WHITEHALL — The county board voted 12-4 last week to commit $410,000 in matching funds toward a state broadband expansion grant, siding with residents who say the coulees remain effectively unserved despite official coverage maps that count them as connected.

The match supports an application by Tamarack Valley Telecommunications Cooperative, a regional provider based in Osseo, to run fiber to roughly 900 addresses in the towns of Ettrick, Hale, Pigeon and Preston. If the state awards the grant this fall, the cooperative has said construction would begin in spring 2027, with the first customers connected by the end of that year and full build-out by late 2028.

The dispute at the center of the vote is cartographic. State and federal broadband maps, which determine where grant dollars can flow, list most of the affected addresses as served. But supervisors heard more than an hour of testimony that the service on paper does not exist on the ground — DSL lines installed decades ago that slow to a crawl by suppertime, and fixed-wireless signals that the maps assume can reach homes sitting behind 400-foot sandstone bluffs.

“The map says I have 100 megabits,” said Roger Byom, who milks 140 cows on a farm in the town of Hale. “What I have is a modem from 2009 and a co-op field man who has to drive my milk-quality data into Whitehall on a thumb drive when the upload times out. That is not broadband. That is a pen pal.”

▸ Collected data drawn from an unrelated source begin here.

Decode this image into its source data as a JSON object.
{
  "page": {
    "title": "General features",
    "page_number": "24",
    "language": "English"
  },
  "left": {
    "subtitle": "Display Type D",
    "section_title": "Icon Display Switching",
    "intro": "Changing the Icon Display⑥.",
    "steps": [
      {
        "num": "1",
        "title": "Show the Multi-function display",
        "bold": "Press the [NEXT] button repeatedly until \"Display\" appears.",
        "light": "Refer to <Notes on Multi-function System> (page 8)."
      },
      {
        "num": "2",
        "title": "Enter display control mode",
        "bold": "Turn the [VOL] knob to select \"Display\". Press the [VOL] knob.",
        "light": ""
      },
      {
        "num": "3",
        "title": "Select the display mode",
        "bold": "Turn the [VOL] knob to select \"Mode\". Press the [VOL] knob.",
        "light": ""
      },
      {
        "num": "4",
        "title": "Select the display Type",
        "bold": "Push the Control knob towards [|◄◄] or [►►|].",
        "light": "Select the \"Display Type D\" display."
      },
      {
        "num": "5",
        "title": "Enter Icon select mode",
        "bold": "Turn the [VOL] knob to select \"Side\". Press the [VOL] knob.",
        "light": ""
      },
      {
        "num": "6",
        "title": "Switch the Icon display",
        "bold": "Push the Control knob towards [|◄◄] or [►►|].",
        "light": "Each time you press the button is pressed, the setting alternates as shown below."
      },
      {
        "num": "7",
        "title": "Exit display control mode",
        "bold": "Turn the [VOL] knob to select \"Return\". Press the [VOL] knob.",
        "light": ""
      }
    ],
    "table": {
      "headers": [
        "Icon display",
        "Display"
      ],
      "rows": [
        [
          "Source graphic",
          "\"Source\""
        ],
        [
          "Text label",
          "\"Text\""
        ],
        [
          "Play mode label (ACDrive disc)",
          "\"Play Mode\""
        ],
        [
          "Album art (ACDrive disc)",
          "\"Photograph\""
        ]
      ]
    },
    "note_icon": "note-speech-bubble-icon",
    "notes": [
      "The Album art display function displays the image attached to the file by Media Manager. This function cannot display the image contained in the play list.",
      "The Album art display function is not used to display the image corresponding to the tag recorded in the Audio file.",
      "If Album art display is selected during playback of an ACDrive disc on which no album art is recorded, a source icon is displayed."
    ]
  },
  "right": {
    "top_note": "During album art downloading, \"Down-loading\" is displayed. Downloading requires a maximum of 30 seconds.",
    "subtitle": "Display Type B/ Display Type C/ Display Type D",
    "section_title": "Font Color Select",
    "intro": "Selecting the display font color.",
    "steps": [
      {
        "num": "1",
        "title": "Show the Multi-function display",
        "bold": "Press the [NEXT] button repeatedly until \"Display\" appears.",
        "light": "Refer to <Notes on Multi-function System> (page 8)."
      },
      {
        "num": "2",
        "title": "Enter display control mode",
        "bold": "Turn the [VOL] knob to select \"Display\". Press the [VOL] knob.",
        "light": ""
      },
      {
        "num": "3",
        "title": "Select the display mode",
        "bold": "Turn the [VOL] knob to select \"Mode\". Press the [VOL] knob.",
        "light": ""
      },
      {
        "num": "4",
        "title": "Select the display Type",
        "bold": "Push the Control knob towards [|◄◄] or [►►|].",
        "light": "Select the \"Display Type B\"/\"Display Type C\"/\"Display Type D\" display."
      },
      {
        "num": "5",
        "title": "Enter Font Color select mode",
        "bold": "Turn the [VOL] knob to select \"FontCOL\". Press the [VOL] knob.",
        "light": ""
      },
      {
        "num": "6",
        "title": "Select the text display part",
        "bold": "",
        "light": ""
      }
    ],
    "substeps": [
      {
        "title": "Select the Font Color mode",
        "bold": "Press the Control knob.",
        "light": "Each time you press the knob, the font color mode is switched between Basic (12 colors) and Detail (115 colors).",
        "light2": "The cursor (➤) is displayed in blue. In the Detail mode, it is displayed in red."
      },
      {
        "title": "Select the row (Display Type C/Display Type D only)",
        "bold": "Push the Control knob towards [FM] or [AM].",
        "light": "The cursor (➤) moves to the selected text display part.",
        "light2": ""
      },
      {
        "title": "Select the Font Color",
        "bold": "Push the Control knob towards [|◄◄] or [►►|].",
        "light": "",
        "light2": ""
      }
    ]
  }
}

That is not broadband. That is a pen pal.

Roger Byom, town of Hale dairy farmer

Jenna Skogstad of rural Ettrick told the board her two children in the G-E-T district do homework in the parking lot of the Ettrick library. “We are told to challenge the map,” she said. “We have challenged the map. The map does not answer its phone.”

Supervisors who opposed the match argued the county should not spend levy dollars to correct what is properly a state mapping failure, and noted the finance committee will face a tight budget season beginning with hearings Sept. 3. Supporters countered that waiting for the maps to be fixed could push the coulees to the back of the line for a second grant cycle.

The county’s match is contingent on the state award; if the application fails, the money is not spent. Tamarack Valley has said it will file formal challenges to the coverage designations for the project area regardless of the grant outcome, a process residents can join by submitting speed-test evidence for their addresses.

The cooperative plans public information meetings in Ettrick and Pigeon Falls in August.